But wait, it gets even better. Open the binder and you can see what must have been highly informative content on, among other things, "Accounting Minicases" and "Finance Minicases." Rest assured that what I am presenting you is a genuine article as I have neither the time nor the talent to make this stuff up. (Topping things off, it's from Houston, but that's another story.) To prove that I have not grabbed this stuff via image search, I am including two Nintendo characters I purchased recently while having to kill time at a shopping mall. Goomba is thoroughly appalled: "Even Bowser wouldn't commit such villainy!" Yoshi agrees, saying "Where is Mario when you need him to eliminate these evildoers?"
Actually, we all know what happened sometime ago: the world's largest accounting firm was effectively put out of business when criminal convictions were levied against Arthur Andersen. The ironic thing is that the conviction was overturned in 2005--well after the accounting firm ceased to exist and its various offices became affiliated with the other major accounting concerns.
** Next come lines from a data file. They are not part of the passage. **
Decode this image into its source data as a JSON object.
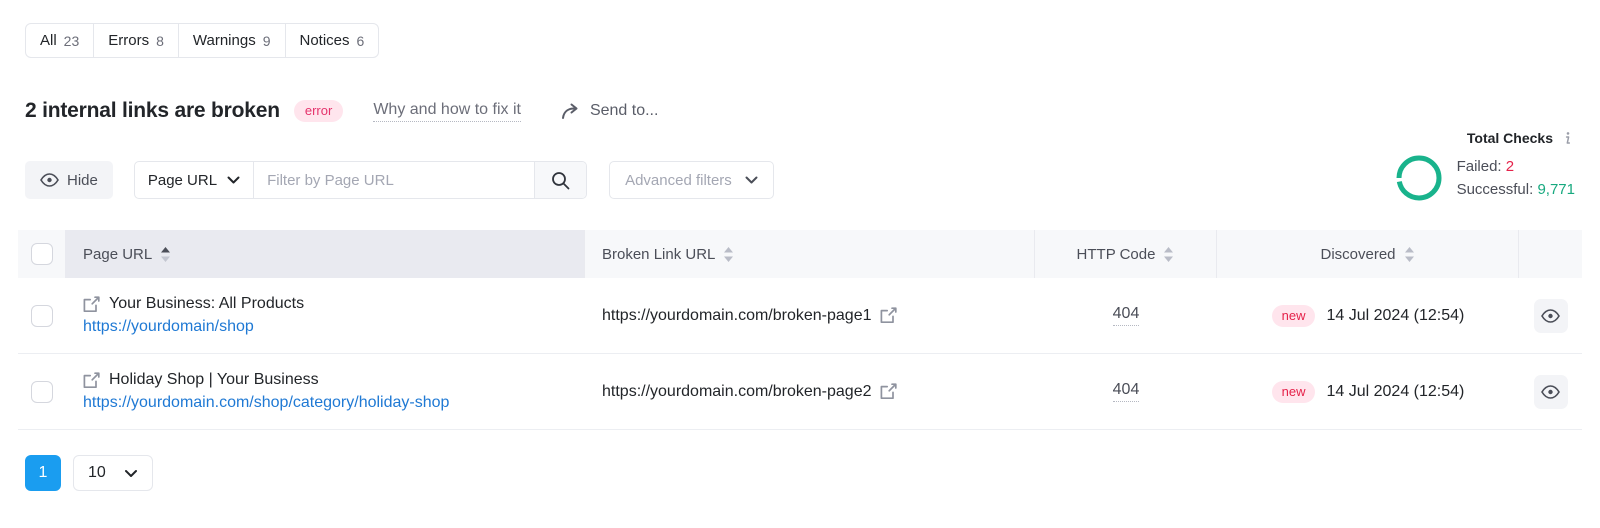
{
  "tabs": [
    {
      "label": "All",
      "count": "23"
    },
    {
      "label": "Errors",
      "count": "8"
    },
    {
      "label": "Warnings",
      "count": "9"
    },
    {
      "label": "Notices",
      "count": "6"
    }
  ],
  "heading": {
    "title": "2 internal links are broken",
    "badge": "error",
    "fix_link": "Why and how to fix it",
    "send_to": "Send to..."
  },
  "toolbar": {
    "hide_label": "Hide",
    "column_select": "Page URL",
    "filter_placeholder": "Filter by Page URL",
    "filter_value": "",
    "advanced_filters": "Advanced filters"
  },
  "checks": {
    "title": "Total Checks",
    "failed_label": "Failed:",
    "failed_value": "2",
    "successful_label": "Successful:",
    "successful_value": "9,771",
    "donut_color": "#19b38c",
    "failed_color": "#e5224a",
    "successful_color": "#17a97f"
  },
  "table": {
    "columns": [
      {
        "label": "Page URL"
      },
      {
        "label": "Broken Link URL"
      },
      {
        "label": "HTTP Code"
      },
      {
        "label": "Discovered"
      }
    ],
    "rows": [
      {
        "page_title": "Your Business: All Products",
        "page_url": "https://yourdomain/shop",
        "broken_link": "https://yourdomain.com/broken-page1",
        "http_code": "404",
        "status": "new",
        "discovered": "14 Jul 2024 (12:54)"
      },
      {
        "page_title": "Holiday Shop | Your Business",
        "page_url": "https://yourdomain.com/shop/category/holiday-shop",
        "broken_link": "https://yourdomain.com/broken-page2",
        "http_code": "404",
        "status": "new",
        "discovered": "14 Jul 2024 (12:54)"
      }
    ]
  },
  "footer": {
    "current_page": "1",
    "page_size": "10"
  }
}
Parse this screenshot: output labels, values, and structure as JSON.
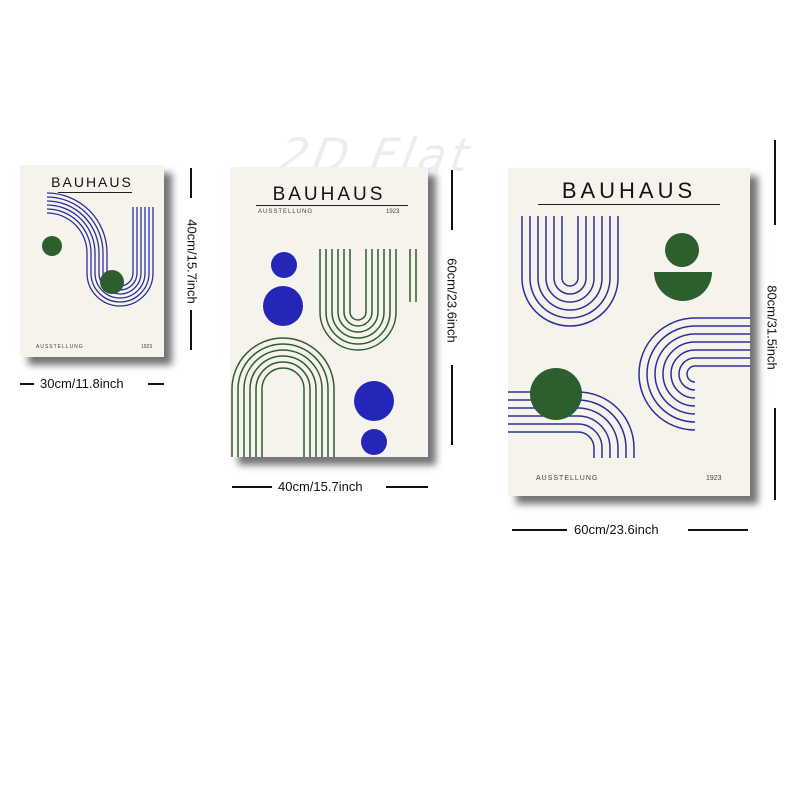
{
  "watermark": "2D Flat",
  "colors": {
    "blue": "#2b2f9c",
    "green": "#2d5e2d",
    "paper": "#f6f3ec",
    "ink": "#141414"
  },
  "posters": [
    {
      "title": "BAUHAUS",
      "subtitle": "AUSSTELLUNG",
      "year": "1923",
      "width_label": "30cm/11.8inch",
      "height_label": "40cm/15.7inch"
    },
    {
      "title": "BAUHAUS",
      "subtitle": "AUSSTELLUNG",
      "year": "1923",
      "width_label": "40cm/15.7inch",
      "height_label": "60cm/23.6inch"
    },
    {
      "title": "BAUHAUS",
      "subtitle": "AUSSTELLUNG",
      "year": "1923",
      "width_label": "60cm/23.6inch",
      "height_label": "80cm/31.5inch"
    }
  ]
}
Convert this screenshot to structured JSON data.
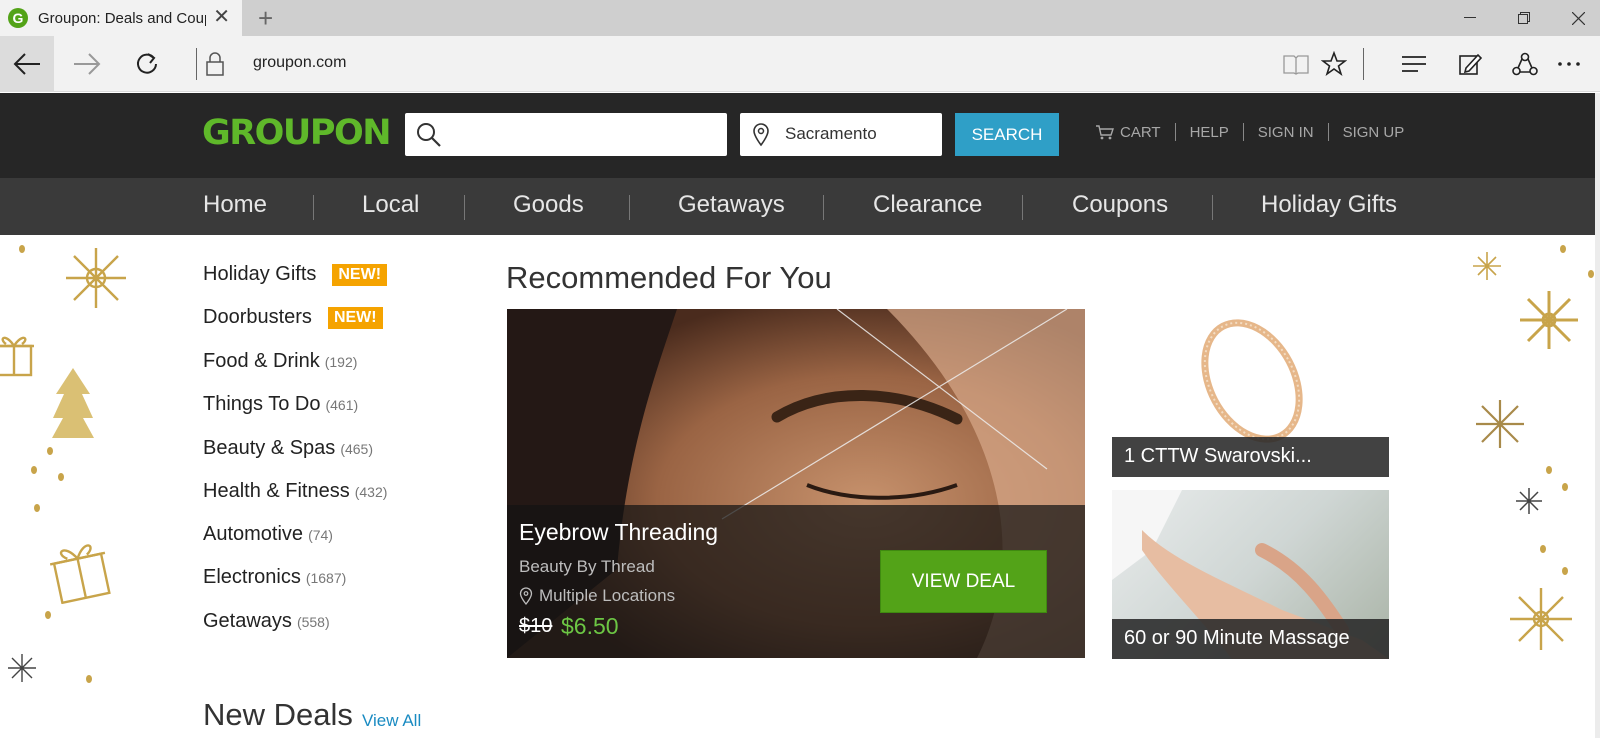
{
  "browser": {
    "tab_title": "Groupon: Deals and Coupons",
    "favicon_letter": "G",
    "new_tab_symbol": "+",
    "url": "groupon.com"
  },
  "header": {
    "logo": "GROUPON",
    "search_placeholder": "",
    "location": "Sacramento",
    "search_button": "SEARCH",
    "links": [
      "CART",
      "HELP",
      "SIGN IN",
      "SIGN UP"
    ]
  },
  "nav": {
    "categories": [
      "Home",
      "Local",
      "Goods",
      "Getaways",
      "Clearance",
      "Coupons",
      "Holiday Gifts"
    ]
  },
  "left_menu": {
    "items": [
      {
        "label": "Holiday Gifts",
        "count": "",
        "badge": "NEW!"
      },
      {
        "label": "Doorbusters",
        "count": "",
        "badge": "NEW!"
      },
      {
        "label": "Food & Drink",
        "count": "(192)",
        "badge": ""
      },
      {
        "label": "Things To Do",
        "count": "(461)",
        "badge": ""
      },
      {
        "label": "Beauty & Spas",
        "count": "(465)",
        "badge": ""
      },
      {
        "label": "Health & Fitness",
        "count": "(432)",
        "badge": ""
      },
      {
        "label": "Automotive",
        "count": "(74)",
        "badge": ""
      },
      {
        "label": "Electronics",
        "count": "(1687)",
        "badge": ""
      },
      {
        "label": "Getaways",
        "count": "(558)",
        "badge": ""
      }
    ]
  },
  "recommended": {
    "title": "Recommended For You",
    "hero": {
      "title": "Eyebrow Threading",
      "merchant": "Beauty By Thread",
      "location": "Multiple Locations",
      "old_price": "$10",
      "new_price": "$6.50",
      "cta": "VIEW DEAL"
    },
    "side_cards": [
      {
        "caption": "1 CTTW Swarovski..."
      },
      {
        "caption": "60 or 90 Minute Massage"
      }
    ]
  },
  "new_deals": {
    "title": "New Deals",
    "view_all": "View All"
  },
  "colors": {
    "brand_green": "#5fb82a",
    "search_blue": "#2f9fc7",
    "badge_orange": "#f5a300",
    "header_bg": "#262626",
    "nav_bg": "#3a3a3a",
    "gold_deco": "#c8a44a"
  }
}
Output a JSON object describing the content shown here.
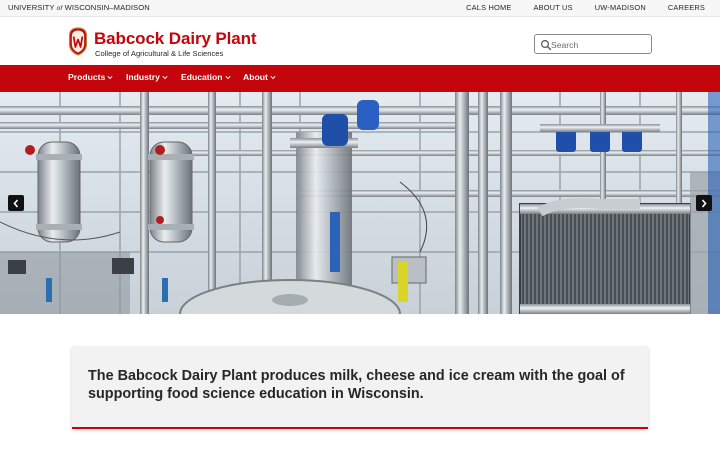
{
  "topbar": {
    "uw_prefix": "UNIVERSITY",
    "uw_of": "of",
    "uw_suffix": "WISCONSIN–MADISON",
    "links": [
      "CALS HOME",
      "ABOUT US",
      "UW-MADISON",
      "CAREERS"
    ]
  },
  "header": {
    "title": "Babcock Dairy Plant",
    "subtitle": "College of Agricultural & Life Sciences",
    "search_placeholder": "Search",
    "brand_color": "#c5050c"
  },
  "nav": {
    "items": [
      "Products",
      "Industry",
      "Education",
      "About"
    ]
  },
  "hero": {
    "prev_icon": "chevron-left-icon",
    "next_icon": "chevron-right-icon"
  },
  "intro": {
    "text": "The Babcock Dairy Plant produces milk, cheese and ice cream with the goal of supporting food science education in Wisconsin."
  }
}
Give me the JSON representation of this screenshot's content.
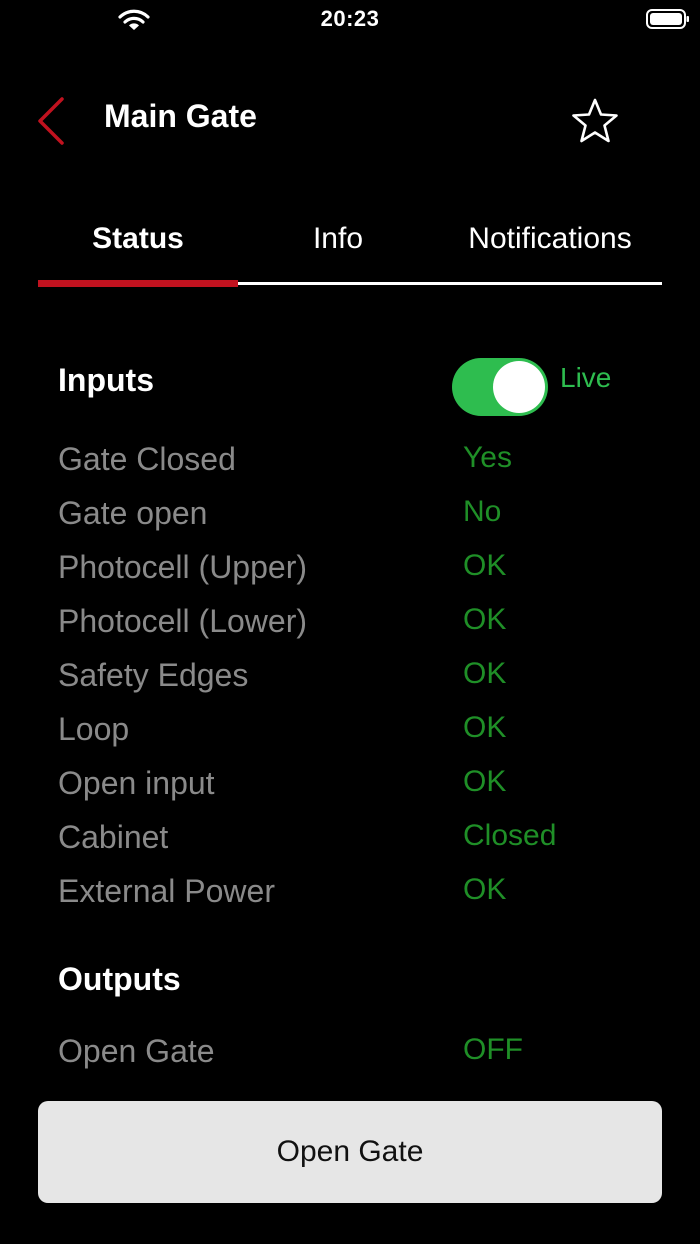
{
  "status_bar": {
    "time": "20:23",
    "wifi_icon": "wifi-icon",
    "battery_icon": "battery-icon"
  },
  "header": {
    "title": "Main Gate",
    "back_icon": "chevron-left-icon",
    "favorite_icon": "star-outline-icon"
  },
  "tabs": [
    {
      "label": "Status",
      "active": true
    },
    {
      "label": "Info",
      "active": false
    },
    {
      "label": "Notifications",
      "active": false
    }
  ],
  "inputs": {
    "heading": "Inputs",
    "live_label": "Live",
    "live_enabled": true,
    "rows": [
      {
        "label": "Gate Closed",
        "value": "Yes"
      },
      {
        "label": "Gate open",
        "value": "No"
      },
      {
        "label": "Photocell (Upper)",
        "value": "OK"
      },
      {
        "label": "Photocell (Lower)",
        "value": "OK"
      },
      {
        "label": "Safety Edges",
        "value": "OK"
      },
      {
        "label": "Loop",
        "value": "OK"
      },
      {
        "label": "Open input",
        "value": "OK"
      },
      {
        "label": "Cabinet",
        "value": "Closed"
      },
      {
        "label": "External Power",
        "value": "OK"
      }
    ]
  },
  "outputs": {
    "heading": "Outputs",
    "rows": [
      {
        "label": "Open Gate",
        "value": "OFF"
      }
    ]
  },
  "action_button": {
    "label": "Open Gate"
  },
  "colors": {
    "accent_red": "#c1121f",
    "live_green": "#2ebd4f",
    "value_green": "#1f8f27",
    "label_gray": "#8a8a8a",
    "button_bg": "#e6e6e6"
  }
}
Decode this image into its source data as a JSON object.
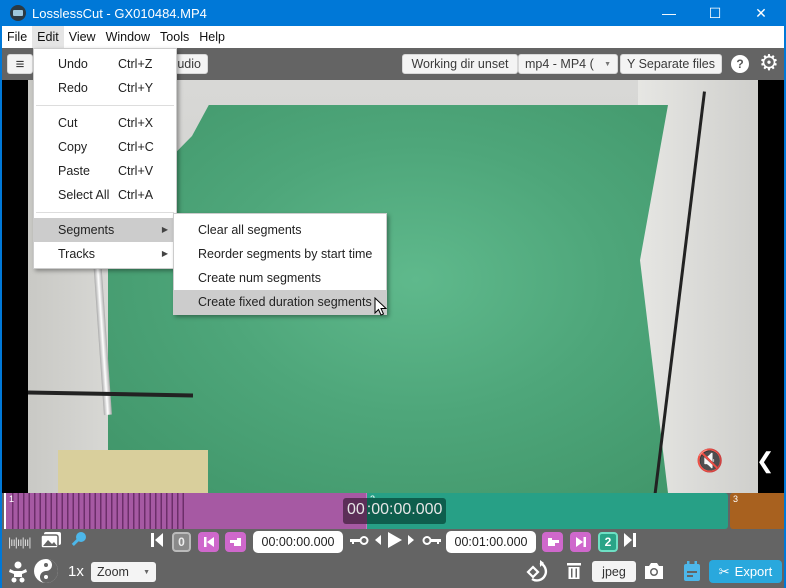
{
  "window": {
    "title": "LosslessCut - GX010484.MP4",
    "controls": {
      "minimize": "—",
      "maximize": "☐",
      "close": "✕"
    }
  },
  "menubar": {
    "items": [
      "File",
      "Edit",
      "View",
      "Window",
      "Tools",
      "Help"
    ],
    "active": "Edit"
  },
  "toolbar": {
    "menu_icon": "≡",
    "audio_label": "udio",
    "working_dir_label": "Working dir unset",
    "format_label": "mp4 - MP4 (",
    "format_caret": "▼",
    "separate_files_label": "Y Separate files",
    "help_icon": "?",
    "settings_icon": "⚙"
  },
  "edit_menu": {
    "items": [
      {
        "label": "Undo",
        "accel": "Ctrl+Z"
      },
      {
        "label": "Redo",
        "accel": "Ctrl+Y"
      },
      {
        "label": "Cut",
        "accel": "Ctrl+X"
      },
      {
        "label": "Copy",
        "accel": "Ctrl+C"
      },
      {
        "label": "Paste",
        "accel": "Ctrl+V"
      },
      {
        "label": "Select All",
        "accel": "Ctrl+A"
      },
      {
        "label": "Segments",
        "submenu": true,
        "highlighted": true
      },
      {
        "label": "Tracks",
        "submenu": true
      }
    ],
    "submenu_arrow": "▶"
  },
  "segments_submenu": {
    "items": [
      {
        "label": "Clear all segments"
      },
      {
        "label": "Reorder segments by start time"
      },
      {
        "label": "Create num segments"
      },
      {
        "label": "Create fixed duration segments",
        "highlighted": true
      }
    ]
  },
  "video": {
    "mute_icon": "🔇",
    "collapse_icon": "❮"
  },
  "timeline": {
    "segments": [
      {
        "number": "1",
        "color": "#a659a3"
      },
      {
        "number": "2",
        "color": "#27a086"
      },
      {
        "number": "3",
        "color": "#a8611f"
      }
    ],
    "current_time_a": "00",
    "current_time_b": ":00:00.000"
  },
  "controls": {
    "jump_start_icon": "⏮",
    "current_segment_start_number": "0",
    "start_time": "00:00:00.000",
    "end_time": "00:01:00.000",
    "current_segment_end_number": "2",
    "zoom_level": "1x",
    "zoom_select": "Zoom",
    "zoom_caret": "▼",
    "capture_format": "jpeg",
    "export_label": "Export",
    "export_icon": "✂"
  },
  "colors": {
    "titlebar": "#0078d7",
    "segment_start_pink": "#cf68cc",
    "segment_end_teal": "#2aa487",
    "export_blue": "#29a8dd",
    "key_blue": "#4db7ea"
  }
}
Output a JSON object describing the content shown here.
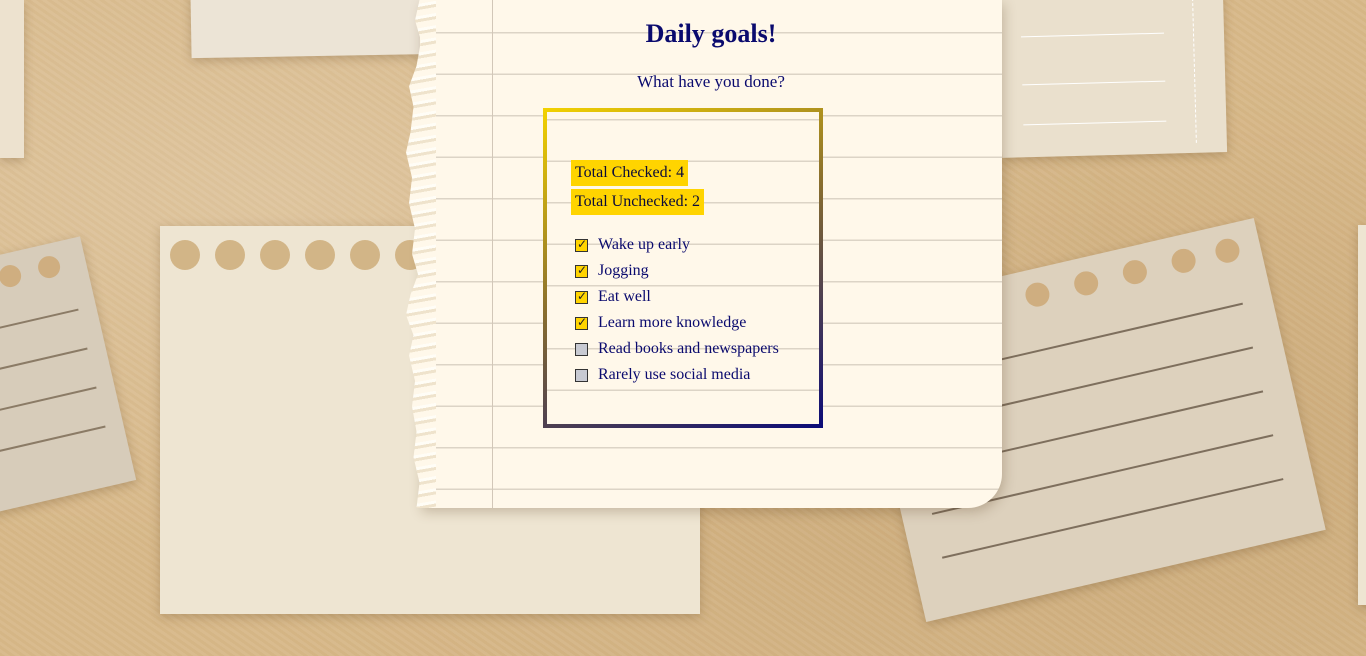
{
  "page": {
    "title": "Daily goals!",
    "subtitle": "What have you done?"
  },
  "stats": {
    "checked_label": "Total Checked: 4",
    "unchecked_label": "Total Unchecked: 2"
  },
  "goals": [
    {
      "label": "Wake up early",
      "checked": true
    },
    {
      "label": "Jogging",
      "checked": true
    },
    {
      "label": "Eat well",
      "checked": true
    },
    {
      "label": "Learn more knowledge",
      "checked": true
    },
    {
      "label": "Read books and newspapers",
      "checked": false
    },
    {
      "label": "Rarely use social media",
      "checked": false
    }
  ],
  "colors": {
    "accent_yellow": "#ffd400",
    "text_navy": "#0a0a6e",
    "unchecked_gray": "#c8cad2"
  }
}
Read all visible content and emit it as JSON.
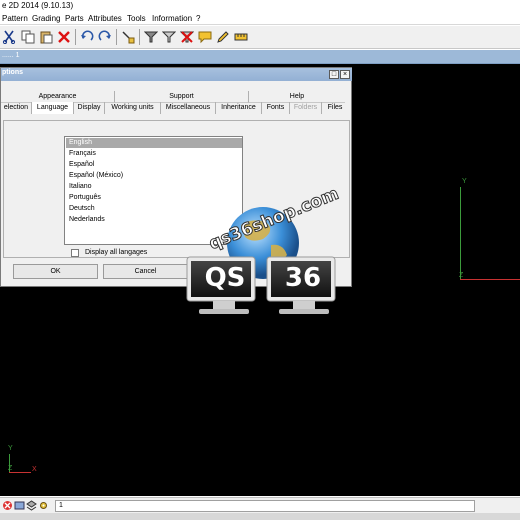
{
  "window": {
    "title": "e 2D 2014 (9.10.13)"
  },
  "menu": [
    "Pattern",
    "Grading",
    "Parts",
    "Attributes",
    "Tools",
    "Information",
    "?"
  ],
  "toolbar": {
    "icons": [
      "cut-icon",
      "copy-icon",
      "paste-icon",
      "delete-icon",
      "undo-icon",
      "redo-icon",
      "pick-icon",
      "filter-icon",
      "filter-alt-icon",
      "filter-clear-icon",
      "comment-icon",
      "edit-icon",
      "measure-icon"
    ]
  },
  "document_tab": {
    "label": "...... 1"
  },
  "dialog": {
    "title": "ptions",
    "upper_tabs": [
      "Appearance",
      "Support",
      "Help"
    ],
    "lower_tabs": [
      "election",
      "Language",
      "Display",
      "Working units",
      "Miscellaneous",
      "Inheritance",
      "Fonts",
      "Folders",
      "Files"
    ],
    "disabled_tab": "Folders",
    "active_tab": "Language",
    "languages": [
      "English",
      "Français",
      "Español",
      "Español (México)",
      "Italiano",
      "Português",
      "Deutsch",
      "Nederlands"
    ],
    "selected_language": "English",
    "checkbox_label": "Display all langages",
    "ok_label": "OK",
    "cancel_label": "Cancel"
  },
  "axes": {
    "left": {
      "y": "Y",
      "z": "Z",
      "x": "X"
    },
    "right": {
      "y": "Y",
      "z": "Z"
    }
  },
  "watermark": {
    "site": "qs36shop.com",
    "left_screen": "QS",
    "right_screen": "36"
  },
  "statusbar": {
    "value": "1"
  },
  "colors": {
    "canvas": "#000000",
    "axis_y": "#3c9b3c",
    "axis_x": "#c83232",
    "selection": "#a9a9a9"
  }
}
Mind you, America is still the world's leading practitioner of fraudulent accounting. By not recognizing its unfunded health care and old age liabilities--an act guaranteed to land any accountant in jail were he auditing a corporation--it perpetuates the moronic and morally bankrupt process of poor countries subsidizing rich countries we call subprime globalization. As Willem Buiter notes, America's Medicare's unfunded obligations total $85.2 trillion alone--let's see if they can make the Chinese pay for that. Yes, Virginia, there still is a political economy of bookkeeping.
Before I rehash that stuff, I view my Arthur Andersen binder as another piece of evidence in--you guessed it--the overall narrative of American decline. A country that trades real productivity for smoke and mirrors bookkeeping to dupe others into "investing" in its "assets" should be realized for what it is. Simply put: the US dollar is depreciating junk, Treasuries are trash printed in nearly infinite quantities, and American equities that are in the same place now as they were over a decade ago (not even adjusted for inflation) are utter rubbish.
Call it the endowment effect in operation, but I would not sell this magnificent memorabilia even if someone offered me a thousand dollars. Meanwhile, business ethics my sassafras--the entire edifice reeks of corruption, sort of like nationalized Enronitis. Does moral decline accompany financial decline? I need not answer that question.